Thoughts Against the Local Movement

I get anxious in grocery stores.

Don’t get me wrong. I love food. Cooking it. Eating it.

But take this conundrum:

You want a head of lettuce.

The store sells three options.

1) Organic, in plastic packaging

2) Locally grown, conventional (bajillions of pesticides)

3) Conventional, half the price

Talk about a headache!

So which do you choose?

Specifically I’d like to talk about one aspect. Eating local.

The local movement has made huge ground of late, particularly here on the West coast of Canada (where most of our food comes from California).

But what’s the point?

CO2 emissions from transport?

What about the fact that ocean freighters are relatively efficient per pound of food transported? In England, since energy is largely derived from coal, it’s actually better (emissions wise) to buy produce from New Zealand in the off-season than locally grown produce that has been stored.

Here in BC, peppers and tomatoes are grown in green houses powered by natural gas because it’s cheaper than the grid (made up of 93% renewable energy such as hydroelectricity)

So if it’s not necessarily better for the environment, why eat local?

Why wait till Saturday to shop at the farmer’s market, to pay triple for lettuce?

I’ve heard the argument about supporting your local farmer. Feeding the local economy etc. etc.

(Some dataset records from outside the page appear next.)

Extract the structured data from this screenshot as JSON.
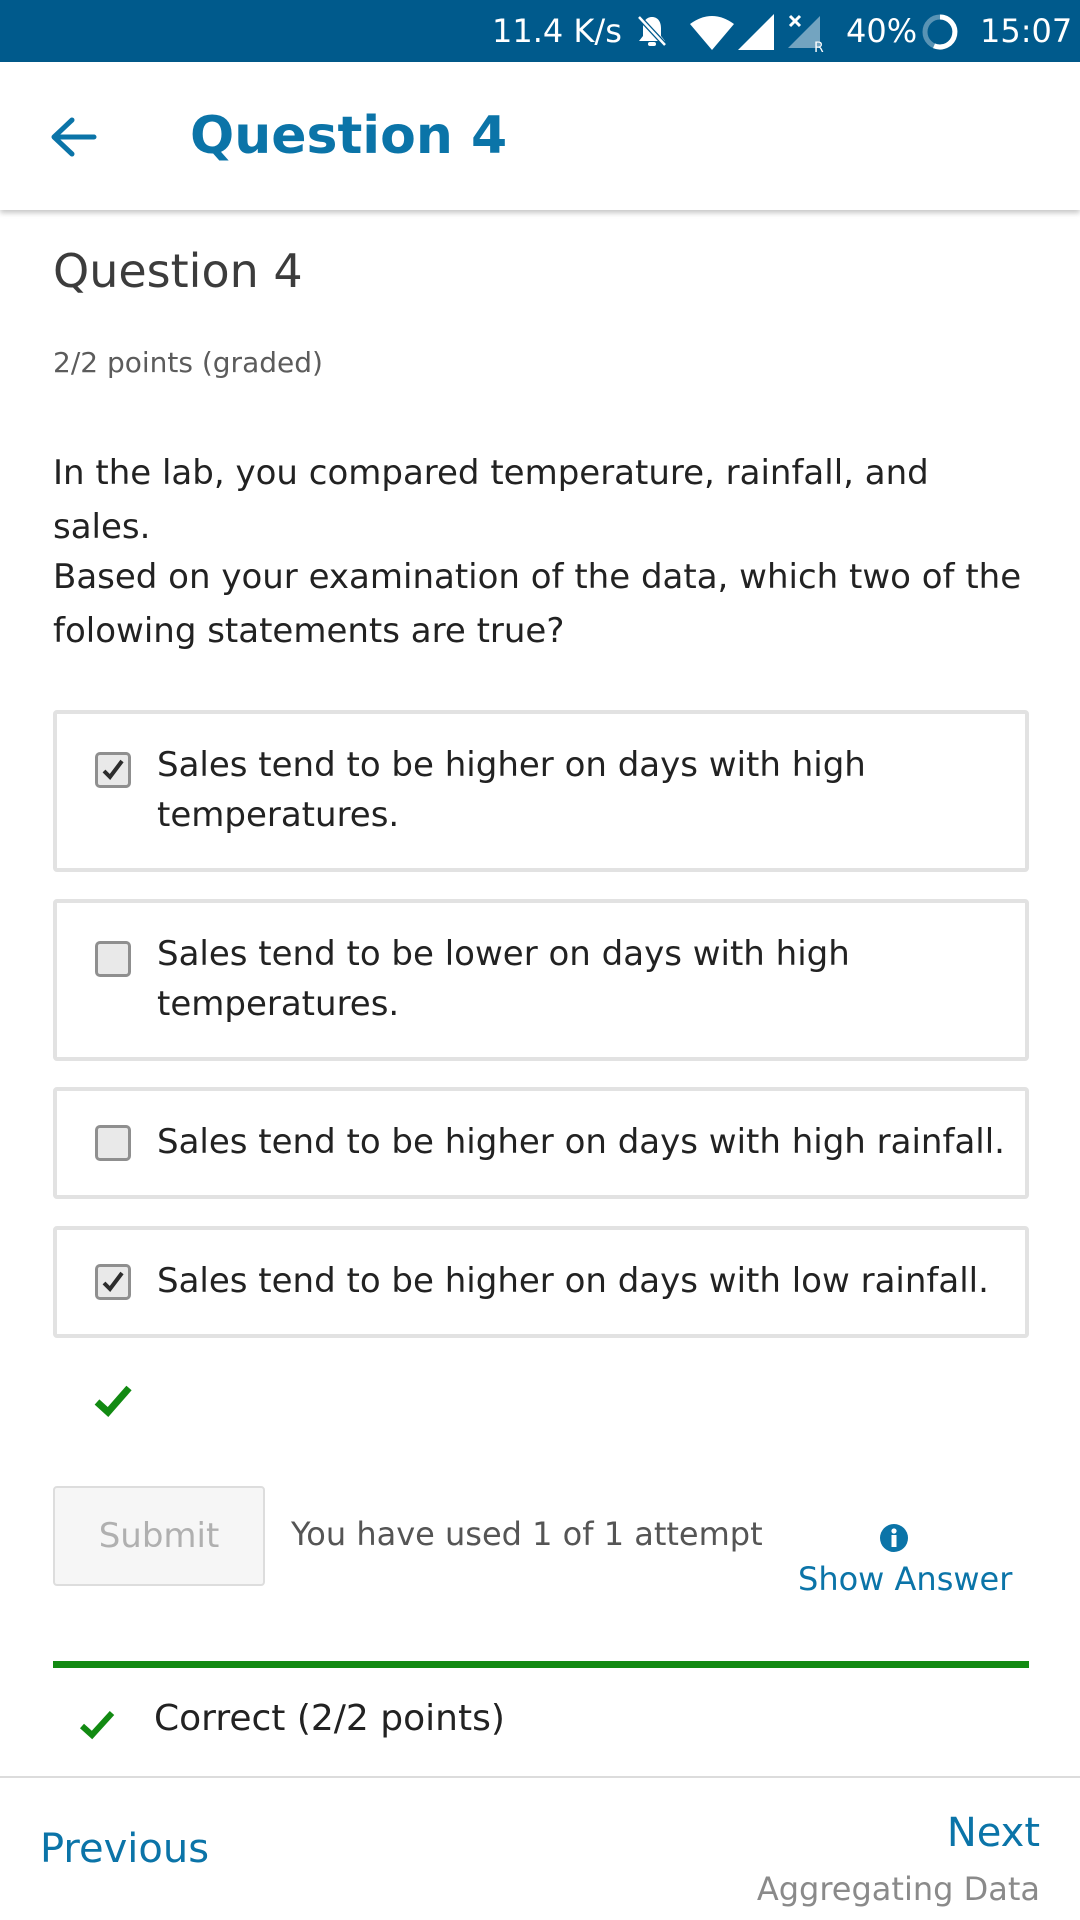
{
  "status_bar": {
    "speed": "11.4 K/s",
    "battery": "40%",
    "time": "15:07",
    "icons": [
      "mute-bell-icon",
      "wifi-icon",
      "signal-icon",
      "no-signal-roaming-icon",
      "battery-ring-icon"
    ]
  },
  "app_bar": {
    "title": "Question 4",
    "back_icon": "arrow-left-icon"
  },
  "question": {
    "heading": "Question 4",
    "points": "2/2 points (graded)",
    "prompt_line1": "In the lab, you compared temperature, rainfall, and sales.",
    "prompt_line2": "Based on your examination of the data, which two of the folowing statements are true?"
  },
  "options": [
    {
      "label": "Sales tend to be higher on days with high temperatures.",
      "checked": true
    },
    {
      "label": "Sales tend to be lower on days with high temperatures.",
      "checked": false
    },
    {
      "label": "Sales tend to be higher on days with high rainfall.",
      "checked": false
    },
    {
      "label": "Sales tend to be higher on days with low rainfall.",
      "checked": true
    }
  ],
  "actions": {
    "submit_label": "Submit",
    "attempts_text": "You have used 1 of 1 attempt",
    "show_answer_label": "Show Answer",
    "info_icon": "info-circle-icon"
  },
  "result": {
    "text": "Correct (2/2 points)",
    "color": "#128a12"
  },
  "footer": {
    "previous_label": "Previous",
    "next_label": "Next",
    "next_subtitle": "Aggregating Data"
  },
  "colors": {
    "status_bar": "#005a8c",
    "accent": "#0b74a8",
    "correct": "#128a12"
  }
}
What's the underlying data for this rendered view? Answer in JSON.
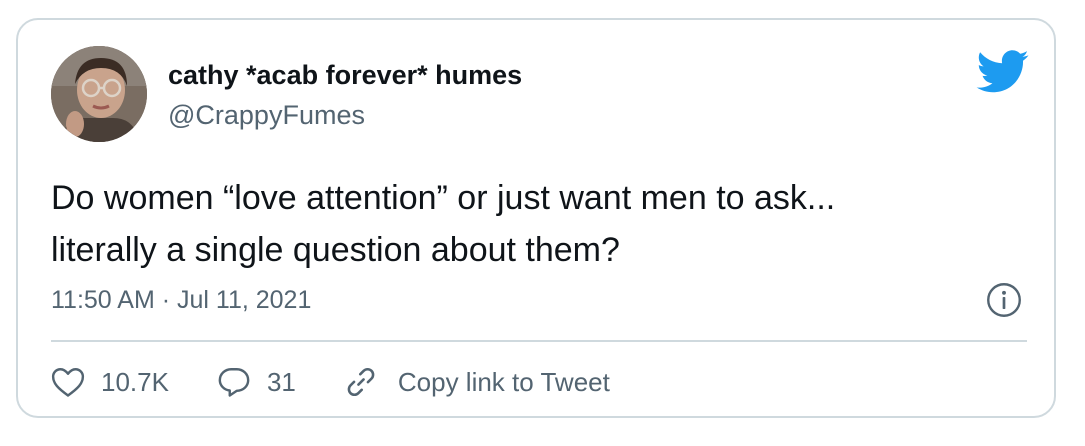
{
  "tweet": {
    "display_name": "cathy *acab forever* humes",
    "handle": "@CrappyFumes",
    "text_line1": "Do women “love attention” or just want men to ask...",
    "text_line2": "literally a single question about them?",
    "timestamp": "11:50 AM · Jul 11, 2021",
    "likes": "10.7K",
    "replies": "31",
    "share_label": "Copy link to Tweet"
  },
  "icons": {
    "brand": "twitter-bird-icon",
    "info": "info-icon",
    "like": "heart-icon",
    "reply": "reply-bubble-icon",
    "share": "link-icon"
  },
  "colors": {
    "brand": "#1d9bf0",
    "text": "#0f1419",
    "secondary": "#536471",
    "border": "#cfd9de"
  }
}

But does that mean we should shun the fruit and quinoa from developing countries? Do our neighbours deserve our dolla’ bills more? There is certainly something to be said for knowing your farmer. Knowing whether or not they use pesticides. Understanding where your food comes from and all that crap.

What about food security? If our supply chains get cut off, how will we feed ourselves. This is a valid question, though very hypothetical. Canada is not on the verge of war and fuel for transport ain’t running out in my lifetime or the next or the next. Maybe we’ll eventually have to compete with more people on the planet and the prices will be driven higher. (But hey, would that just make local food economically competitive?)

How about freshness? In order for veg to not be spoiled by the time it reaches it’s destination it must be plucked waaaay before it’s ripe. This is where we find complaints of food not tasting good anymore. But am I going to taste the difference with my hypothetical head of lettuce?

Animal welfare. This one grinds my gears. There seems to be a common misconception that ‘local’ is synonymous with ‘good welfare.’

Wrong.

Battery cages exist in your community. I promise. That local pork didn’t see the local grass. Unless explicitly stated so.

So I suppose I aim to point out that as much as eating local can ease the conscience a snag, in many respects the “100 mile diet” and “locavore” movements are perhaps more trendy greenwash than all-encompassing solution.

I certainly don’t know what the solution IS. And I think about this full time.

Surely the answer is pluralistic. It depends on context.

In any case. This season I’m going to chase my local organic lentil loaf with some sickly sweet holiday dessert made from fair trade (also a buzzword), organic (presumably certified) sugar, shipped (hopefully by freighter) from Paraguay (developing country).